Ronald Reagan had one over his mantle. He somehow managed to convince the reporters interviewing him that it was real, or so the legend goes. But I digress. . . .
The Jackalope itself is generally a taxidermist's practical joke consisting of a Jackrabbit head combined with a couple of small antlers designed to give the impression that such an animal once roamed the earth. The legend of their actual existence probably comes from the Shope papillomavirus that wild rabbits are sometimes afflicted with. This virus results in some serious tumors which can give the appearance of horns or antlers. The whole concept is not unlike the Manatee inspiring the existence of mermaids.
At any rate, I saw these things everywhere while I was growing up. In truth, Wyoming really has a corner on the market, going so far as to actually trademark the term. (I'm awaiting a cease and desist order any day now. I'm sure both my readers in Canada are going to be really upset.) That being said, what lives in Wyoming generally lives in Nevada too, except for maybe Dick Cheney.
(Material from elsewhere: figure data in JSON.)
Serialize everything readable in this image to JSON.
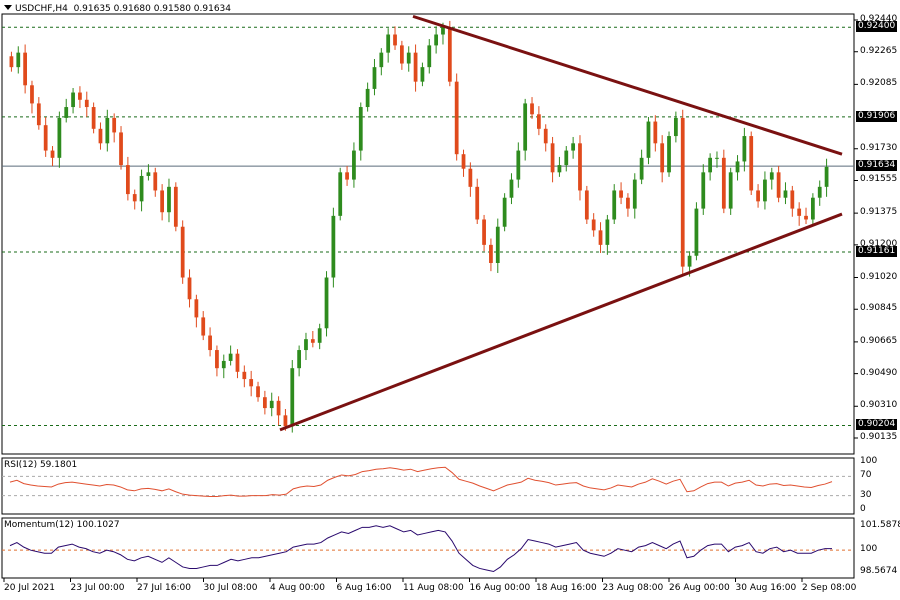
{
  "header": {
    "dropdown_icon": "triangle-down-icon",
    "symbol": "USDCHF,H4",
    "ohlc": "0.91635 0.91680 0.91580 0.91634"
  },
  "price_axis": {
    "ticks": [
      "0.92440",
      "0.92265",
      "0.92085",
      "0.91730",
      "0.91555",
      "0.91375",
      "0.91200",
      "0.91020",
      "0.90845",
      "0.90665",
      "0.90490",
      "0.90310",
      "0.90135"
    ],
    "levels": [
      {
        "label": "0.92400",
        "value": 0.924
      },
      {
        "label": "0.91906",
        "value": 0.91906
      },
      {
        "label": "0.91161",
        "value": 0.91161
      },
      {
        "label": "0.90204",
        "value": 0.90204
      }
    ],
    "current": {
      "label": "0.91634",
      "value": 0.91634
    }
  },
  "rsi": {
    "title": "RSI(12) 59.1801",
    "ticks": [
      "100",
      "70",
      "30",
      "0"
    ],
    "levels": [
      70,
      30
    ]
  },
  "momentum": {
    "title": "Momentum(12) 100.1027",
    "ticks": [
      "101.5878",
      "100",
      "98.5674"
    ],
    "level": 100
  },
  "time_axis": [
    "20 Jul 2021",
    "23 Jul 00:00",
    "27 Jul 16:00",
    "30 Jul 08:00",
    "4 Aug 00:00",
    "6 Aug 16:00",
    "11 Aug 08:00",
    "16 Aug 00:00",
    "18 Aug 16:00",
    "23 Aug 08:00",
    "26 Aug 00:00",
    "30 Aug 16:00",
    "2 Sep 08:00"
  ],
  "colors": {
    "bull": "#2e8b1e",
    "bear": "#e04a1c",
    "trendline": "#7a1111",
    "level_line": "#1a6b1a",
    "rsi_line": "#e05030",
    "momentum_line": "#2a0a6e",
    "momentum_level": "#e07030"
  },
  "chart_data": [
    {
      "type": "candlestick",
      "title": "USDCHF,H4",
      "ylim": [
        0.90135,
        0.9244
      ],
      "close_path": [
        0.9218,
        0.9226,
        0.9208,
        0.9198,
        0.9186,
        0.9172,
        0.9168,
        0.919,
        0.9196,
        0.9204,
        0.92,
        0.9196,
        0.9184,
        0.9176,
        0.919,
        0.9182,
        0.9164,
        0.9148,
        0.9144,
        0.9158,
        0.916,
        0.915,
        0.9138,
        0.9152,
        0.913,
        0.9102,
        0.909,
        0.908,
        0.907,
        0.9062,
        0.9052,
        0.9056,
        0.906,
        0.905,
        0.9046,
        0.9042,
        0.9036,
        0.903,
        0.9034,
        0.9026,
        0.902,
        0.9052,
        0.9062,
        0.9068,
        0.9066,
        0.9074,
        0.9102,
        0.9136,
        0.916,
        0.9156,
        0.9172,
        0.9196,
        0.9206,
        0.9218,
        0.9226,
        0.9236,
        0.923,
        0.922,
        0.9226,
        0.921,
        0.9218,
        0.923,
        0.9236,
        0.924,
        0.921,
        0.917,
        0.9162,
        0.9152,
        0.9134,
        0.912,
        0.911,
        0.913,
        0.9146,
        0.9156,
        0.9172,
        0.9198,
        0.9192,
        0.9184,
        0.9176,
        0.916,
        0.9164,
        0.9172,
        0.9176,
        0.915,
        0.9134,
        0.9128,
        0.912,
        0.9134,
        0.915,
        0.9146,
        0.914,
        0.9156,
        0.9168,
        0.9188,
        0.9176,
        0.916,
        0.918,
        0.919,
        0.9108,
        0.9114,
        0.914,
        0.916,
        0.9168,
        0.9168,
        0.914,
        0.916,
        0.9166,
        0.918,
        0.915,
        0.9144,
        0.9156,
        0.916,
        0.9146,
        0.915,
        0.914,
        0.9136,
        0.9134,
        0.9146,
        0.9152,
        0.9163
      ],
      "trendlines": [
        {
          "name": "upper",
          "from": {
            "x": "11 Aug 08:00",
            "y": 0.9246
          },
          "to": {
            "x": "2 Sep 08:00",
            "y": 0.917
          }
        },
        {
          "name": "lower",
          "from": {
            "x": "4 Aug 00:00",
            "y": 0.9018
          },
          "to": {
            "x": "2 Sep 08:00",
            "y": 0.9137
          }
        }
      ]
    },
    {
      "type": "line",
      "title": "RSI(12)",
      "ylim": [
        0,
        100
      ],
      "values": [
        58,
        62,
        55,
        52,
        50,
        49,
        48,
        54,
        57,
        58,
        56,
        54,
        52,
        50,
        53,
        52,
        48,
        42,
        40,
        44,
        45,
        43,
        40,
        44,
        38,
        33,
        31,
        30,
        29,
        28,
        28,
        30,
        31,
        29,
        29,
        30,
        30,
        30,
        32,
        31,
        33,
        44,
        48,
        50,
        49,
        52,
        62,
        68,
        73,
        71,
        74,
        80,
        82,
        85,
        86,
        88,
        86,
        83,
        85,
        80,
        83,
        86,
        88,
        89,
        78,
        64,
        60,
        56,
        50,
        45,
        40,
        46,
        52,
        55,
        58,
        66,
        62,
        60,
        57,
        52,
        54,
        56,
        57,
        50,
        46,
        44,
        42,
        46,
        52,
        50,
        48,
        54,
        58,
        65,
        60,
        54,
        60,
        64,
        38,
        40,
        48,
        55,
        58,
        58,
        50,
        56,
        58,
        62,
        52,
        50,
        54,
        55,
        51,
        52,
        50,
        48,
        47,
        51,
        54,
        59.1801
      ]
    },
    {
      "type": "line",
      "title": "Momentum(12)",
      "ylim": [
        98.5674,
        101.5878
      ],
      "level": 100,
      "values": [
        100.3,
        100.5,
        100.2,
        100.0,
        99.9,
        99.8,
        99.8,
        100.2,
        100.3,
        100.4,
        100.2,
        100.1,
        99.9,
        99.8,
        100.0,
        99.9,
        99.7,
        99.4,
        99.3,
        99.5,
        99.6,
        99.4,
        99.2,
        99.5,
        99.2,
        98.9,
        98.8,
        98.8,
        98.9,
        99.0,
        99.0,
        99.2,
        99.4,
        99.3,
        99.4,
        99.5,
        99.5,
        99.6,
        99.7,
        99.8,
        99.9,
        100.2,
        100.3,
        100.4,
        100.4,
        100.5,
        100.8,
        101.0,
        101.2,
        101.1,
        101.3,
        101.5,
        101.5,
        101.6,
        101.5,
        101.6,
        101.4,
        101.2,
        101.3,
        101.0,
        101.1,
        101.2,
        101.3,
        101.2,
        100.6,
        99.8,
        99.4,
        99.0,
        98.8,
        98.7,
        98.6,
        98.9,
        99.4,
        99.7,
        100.1,
        100.7,
        100.6,
        100.5,
        100.4,
        100.2,
        100.3,
        100.4,
        100.5,
        100.0,
        99.8,
        99.7,
        99.6,
        99.8,
        100.1,
        100.0,
        99.9,
        100.2,
        100.3,
        100.5,
        100.3,
        100.1,
        100.4,
        100.6,
        99.5,
        99.6,
        100.0,
        100.3,
        100.4,
        100.4,
        99.9,
        100.2,
        100.3,
        100.5,
        99.9,
        99.8,
        100.1,
        100.2,
        99.9,
        100.0,
        99.8,
        99.8,
        99.8,
        100.0,
        100.1,
        100.1027
      ]
    }
  ]
}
So I decided I'd adopt the Nevada sub-species, Jackalopis Legalized-Gambling-orensis, or Nevada Jackalope.
While I was in Afghanistan the idea was to represent the Warrior Rabbit, which seemed fitting giving that the Jackalope won't fight unless cornered, which is more or less how we worked things over there. Now that I'm no longer getting shot at it seemed appropriate to, well, start running.
And so, here's me hoping that the whole concept doesn't come off as stupid, but when you refer to yourself in the third person as a made-up hybrid animal, I suppose it's the risk you run.
But then again, at least I'm running.